Function to extract tables

extract_tables(
  x,
  path = FALSE,
  split_pdf = FALSE,
  remove_equations = TRUE,
  delimiter = "\\s{2,}",
  delimiter_table = "\\s{2,}",
  split_pattern = "\\p{WHITE_SPACE}{3,}",
  replacement = "\\/",
  col_names = FALSE
)

Arguments

x

Either the text of the pdf read in with the pdftools package or a path for the location of the pdf file.

path

An optional path designation for the location of the pdf to be converted to text. The pdftools package is used for this conversion.

split_pdf

TRUE/FALSE indicating whether to split the pdf using white space.
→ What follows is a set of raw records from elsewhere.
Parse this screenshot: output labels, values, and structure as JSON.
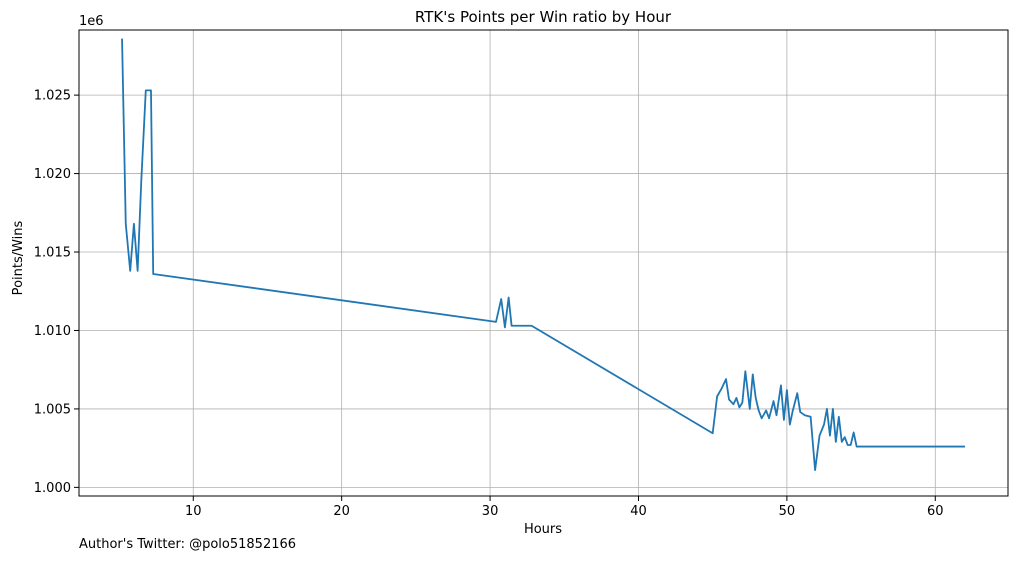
{
  "chart_data": {
    "type": "line",
    "title": "RTK's Points per Win ratio by Hour",
    "xlabel": "Hours",
    "ylabel": "Points/Wins",
    "y_offset_label": "1e6",
    "xlim": [
      2.3,
      64.9
    ],
    "ylim": [
      0.99945,
      1.02915
    ],
    "x_ticks": [
      10,
      20,
      30,
      40,
      50,
      60
    ],
    "x_tick_labels": [
      "10",
      "20",
      "30",
      "40",
      "50",
      "60"
    ],
    "y_ticks": [
      1.0,
      1.005,
      1.01,
      1.015,
      1.02,
      1.025
    ],
    "y_tick_labels": [
      "1.000",
      "1.005",
      "1.010",
      "1.015",
      "1.020",
      "1.025"
    ],
    "grid": true,
    "series": [
      {
        "color": "#1f77b4",
        "x": [
          5.2,
          5.45,
          5.75,
          6.0,
          6.25,
          6.5,
          6.8,
          7.15,
          7.3,
          30.4,
          30.75,
          31.0,
          31.25,
          31.45,
          32.8,
          45.0,
          45.3,
          45.6,
          45.9,
          46.1,
          46.4,
          46.6,
          46.8,
          47.0,
          47.2,
          47.5,
          47.7,
          47.9,
          48.1,
          48.3,
          48.6,
          48.8,
          49.1,
          49.3,
          49.6,
          49.8,
          50.0,
          50.2,
          50.4,
          50.7,
          50.9,
          51.2,
          51.6,
          51.9,
          52.2,
          52.5,
          52.7,
          52.9,
          53.1,
          53.3,
          53.5,
          53.7,
          53.9,
          54.1,
          54.3,
          54.5,
          54.7,
          55.0,
          55.2,
          55.4,
          62.0
        ],
        "values": [
          1.0286,
          1.0168,
          1.0138,
          1.0168,
          1.0138,
          1.0196,
          1.0253,
          1.0253,
          1.0136,
          1.01055,
          1.012,
          1.0102,
          1.0121,
          1.0103,
          1.0103,
          1.00345,
          1.0058,
          1.0063,
          1.0069,
          1.0056,
          1.0053,
          1.0057,
          1.0051,
          1.0054,
          1.0074,
          1.005,
          1.0072,
          1.0057,
          1.0049,
          1.0044,
          1.0049,
          1.0044,
          1.0055,
          1.0046,
          1.0065,
          1.0043,
          1.0062,
          1.004,
          1.0049,
          1.006,
          1.0048,
          1.0046,
          1.0045,
          1.0011,
          1.0033,
          1.004,
          1.005,
          1.0033,
          1.005,
          1.0029,
          1.0045,
          1.0029,
          1.0032,
          1.0027,
          1.0027,
          1.0035,
          1.0026,
          1.0026,
          1.0026,
          1.0026,
          1.0026
        ]
      }
    ]
  },
  "footer": {
    "author_note": "Author's Twitter: @polo51852166"
  }
}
This would be most useful with multicolumn pdf files. The split_pdf function attempts to recreate the column layout of the text into a single column starting with the left column and proceeding to the right.

remove_equations

TRUE/FALSE indicating if equations should be removed. Default behavior is to search for a literal parenthesis, followed by at least one number followed by another parenthesis at the end of the text line. This will not detect other patterns or detect the entire equation if it is a multi-row equation.

delimiter

A delimiter used to detect tables. The default is two consecutive blank white spaces.

delimiter_table

A delimiter used to separate table cells. The default value is two consecutive blank white spaces.

split_pattern

Regular expression pattern used to split multicolumn PDF files using stringi::stri_split_regex. Default pattern is to split based on three or more consecutive white space characters.

replacement

A delimiter used to separate table cells after the replacement of white space is done.

col_names

TRUE/FALSE value passed to `readr::read_delim` to indicate if column names should be used. Default value is FALSE which means column names will be generic (i.e. X1, X2, etc). A value of TRUE would take the values from the first row of data extracted.